I’m a cisgender woman. I can’t say with any degree of certainty that he captured the essence of the transgender struggle. He did, however, convey the feeling of wanting something more than anything else in the world; wanting it so much that nothing in your world felt right; wanting it even though people didn’t understand or support you; wanting it and fearing you might never, ever get it. He demonstrated that Lili’s transition was of such urgent importance to her – was such a physical and psychological necessity – that she was even willing to risk losing the person she loved most: Gerda.
So, all this Redmayne stuff was my initial focus and response to the film. And truly, Redmayne was great. He’ll definitely be nominated for another Best Actor Oscar. He’ll probably even win. But upon reflection, that’s not what made this movie so great for me. Despite all indicators pointing to this story being all about Lili, in reality, it was Gerda’s film. Going over the film in my head, I realized that I didn’t cry my face off for an hour because of Lili’s difficulties in becoming her authentic self. I cried my face off because of the selfless purity of Gerda’s love. I don’t want to spoil anything with details, but Gerda had the kind of love for Einar, and then for Lili, that caused her to help the person she loved most – the person she had intended to spend the rest of her life with – to cease to exist.

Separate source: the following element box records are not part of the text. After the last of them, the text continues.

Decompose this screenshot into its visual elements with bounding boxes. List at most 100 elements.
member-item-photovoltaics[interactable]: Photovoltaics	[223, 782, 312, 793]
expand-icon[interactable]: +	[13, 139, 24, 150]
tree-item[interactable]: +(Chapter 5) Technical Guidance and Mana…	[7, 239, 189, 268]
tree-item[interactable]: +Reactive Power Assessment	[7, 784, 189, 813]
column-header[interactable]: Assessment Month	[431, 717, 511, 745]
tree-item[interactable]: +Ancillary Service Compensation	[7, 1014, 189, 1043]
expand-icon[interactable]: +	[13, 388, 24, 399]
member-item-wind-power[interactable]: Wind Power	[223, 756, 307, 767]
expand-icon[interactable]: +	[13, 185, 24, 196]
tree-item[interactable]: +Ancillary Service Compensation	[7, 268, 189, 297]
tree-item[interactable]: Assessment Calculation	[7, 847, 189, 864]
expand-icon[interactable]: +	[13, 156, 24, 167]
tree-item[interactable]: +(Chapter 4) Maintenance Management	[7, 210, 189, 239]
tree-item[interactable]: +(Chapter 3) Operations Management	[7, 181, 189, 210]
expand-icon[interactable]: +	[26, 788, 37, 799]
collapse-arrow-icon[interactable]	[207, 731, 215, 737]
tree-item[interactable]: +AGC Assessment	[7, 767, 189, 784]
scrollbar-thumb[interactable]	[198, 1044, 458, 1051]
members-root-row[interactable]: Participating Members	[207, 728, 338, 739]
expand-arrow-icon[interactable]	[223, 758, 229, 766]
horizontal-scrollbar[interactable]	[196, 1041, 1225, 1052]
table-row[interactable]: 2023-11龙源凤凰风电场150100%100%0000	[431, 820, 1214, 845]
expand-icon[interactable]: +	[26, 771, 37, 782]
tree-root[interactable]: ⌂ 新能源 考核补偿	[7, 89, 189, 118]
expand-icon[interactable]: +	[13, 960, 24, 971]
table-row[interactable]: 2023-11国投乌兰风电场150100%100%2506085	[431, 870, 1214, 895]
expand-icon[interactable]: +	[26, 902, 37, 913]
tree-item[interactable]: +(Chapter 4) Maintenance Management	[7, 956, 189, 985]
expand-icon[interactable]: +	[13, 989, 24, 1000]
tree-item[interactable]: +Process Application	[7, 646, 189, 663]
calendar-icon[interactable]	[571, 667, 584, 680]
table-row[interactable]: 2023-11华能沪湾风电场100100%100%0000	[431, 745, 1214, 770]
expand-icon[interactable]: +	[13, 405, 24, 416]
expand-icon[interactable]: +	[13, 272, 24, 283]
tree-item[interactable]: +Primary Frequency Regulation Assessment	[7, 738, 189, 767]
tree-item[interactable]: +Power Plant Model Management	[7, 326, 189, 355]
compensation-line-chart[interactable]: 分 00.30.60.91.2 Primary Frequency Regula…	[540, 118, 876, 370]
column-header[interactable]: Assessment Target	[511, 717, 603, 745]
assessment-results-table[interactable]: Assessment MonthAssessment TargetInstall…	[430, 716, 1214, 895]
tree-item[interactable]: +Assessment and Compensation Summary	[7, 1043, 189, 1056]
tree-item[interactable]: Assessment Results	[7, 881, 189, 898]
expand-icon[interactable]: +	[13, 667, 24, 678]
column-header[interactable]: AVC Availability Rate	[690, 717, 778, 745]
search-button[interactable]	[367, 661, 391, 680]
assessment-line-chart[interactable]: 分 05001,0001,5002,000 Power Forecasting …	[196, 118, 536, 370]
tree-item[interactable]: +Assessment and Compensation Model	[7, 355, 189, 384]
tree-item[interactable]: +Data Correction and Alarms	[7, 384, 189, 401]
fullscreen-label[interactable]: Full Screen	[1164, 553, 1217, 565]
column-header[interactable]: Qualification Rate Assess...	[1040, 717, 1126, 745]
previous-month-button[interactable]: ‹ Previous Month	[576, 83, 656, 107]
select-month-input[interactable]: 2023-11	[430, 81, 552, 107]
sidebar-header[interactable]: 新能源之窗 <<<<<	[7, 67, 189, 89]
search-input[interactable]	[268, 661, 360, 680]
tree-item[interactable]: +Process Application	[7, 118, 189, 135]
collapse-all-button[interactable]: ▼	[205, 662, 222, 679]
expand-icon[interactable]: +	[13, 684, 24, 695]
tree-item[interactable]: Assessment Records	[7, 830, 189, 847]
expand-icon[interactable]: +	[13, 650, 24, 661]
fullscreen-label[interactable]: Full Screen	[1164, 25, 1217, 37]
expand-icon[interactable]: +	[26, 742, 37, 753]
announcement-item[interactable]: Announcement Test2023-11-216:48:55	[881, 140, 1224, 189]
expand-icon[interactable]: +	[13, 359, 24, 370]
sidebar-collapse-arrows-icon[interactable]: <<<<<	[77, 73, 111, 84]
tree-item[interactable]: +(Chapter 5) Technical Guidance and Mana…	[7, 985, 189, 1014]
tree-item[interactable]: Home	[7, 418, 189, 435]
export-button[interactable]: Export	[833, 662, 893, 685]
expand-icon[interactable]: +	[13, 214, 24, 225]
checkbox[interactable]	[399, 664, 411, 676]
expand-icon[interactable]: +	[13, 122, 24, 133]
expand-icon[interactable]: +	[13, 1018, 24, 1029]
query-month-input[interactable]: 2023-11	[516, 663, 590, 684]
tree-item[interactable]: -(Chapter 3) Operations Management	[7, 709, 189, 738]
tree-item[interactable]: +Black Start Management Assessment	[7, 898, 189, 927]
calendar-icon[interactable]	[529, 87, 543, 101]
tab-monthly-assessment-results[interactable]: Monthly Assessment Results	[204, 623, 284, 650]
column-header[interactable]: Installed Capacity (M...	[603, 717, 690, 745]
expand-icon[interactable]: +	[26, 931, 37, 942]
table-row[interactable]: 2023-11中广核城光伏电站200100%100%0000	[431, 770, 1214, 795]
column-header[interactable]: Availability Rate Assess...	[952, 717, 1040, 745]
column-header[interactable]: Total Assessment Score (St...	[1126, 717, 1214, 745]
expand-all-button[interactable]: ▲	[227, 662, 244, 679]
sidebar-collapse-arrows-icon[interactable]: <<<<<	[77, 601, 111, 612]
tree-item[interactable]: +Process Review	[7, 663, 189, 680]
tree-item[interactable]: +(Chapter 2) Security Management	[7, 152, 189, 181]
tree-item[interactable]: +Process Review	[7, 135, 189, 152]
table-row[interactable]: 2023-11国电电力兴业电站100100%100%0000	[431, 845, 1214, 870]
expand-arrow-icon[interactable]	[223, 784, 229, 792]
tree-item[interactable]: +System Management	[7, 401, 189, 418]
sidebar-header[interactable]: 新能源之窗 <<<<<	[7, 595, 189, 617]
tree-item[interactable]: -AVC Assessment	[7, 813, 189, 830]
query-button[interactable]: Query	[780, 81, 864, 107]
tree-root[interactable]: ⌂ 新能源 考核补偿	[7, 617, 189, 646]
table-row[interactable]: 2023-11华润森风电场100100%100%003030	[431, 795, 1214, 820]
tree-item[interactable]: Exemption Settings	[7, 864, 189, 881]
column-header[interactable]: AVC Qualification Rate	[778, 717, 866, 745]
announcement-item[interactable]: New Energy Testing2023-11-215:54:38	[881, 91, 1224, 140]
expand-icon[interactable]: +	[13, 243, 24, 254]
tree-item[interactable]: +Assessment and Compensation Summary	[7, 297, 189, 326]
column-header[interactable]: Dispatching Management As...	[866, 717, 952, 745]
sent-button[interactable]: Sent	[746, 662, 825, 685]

The kind of love in which a person will put their partner’s needs above their own even when the cost is immense is not a love you see everyday. It is both painful and beautiful. Alicia Vikander’s channeling of this love, as well as all of Gerda’s other concerns and interests, was flawless. It would be an injustice if she does not get an Oscar for this role. She was great in Ex Machina, but she was transcendent in The Danish Girl. Even if you’re indifferent about transgenderism and are a card-carrying member of the Redmayne Unappreciation Brigade, go see this movie so you can see Alicia Vikander shine.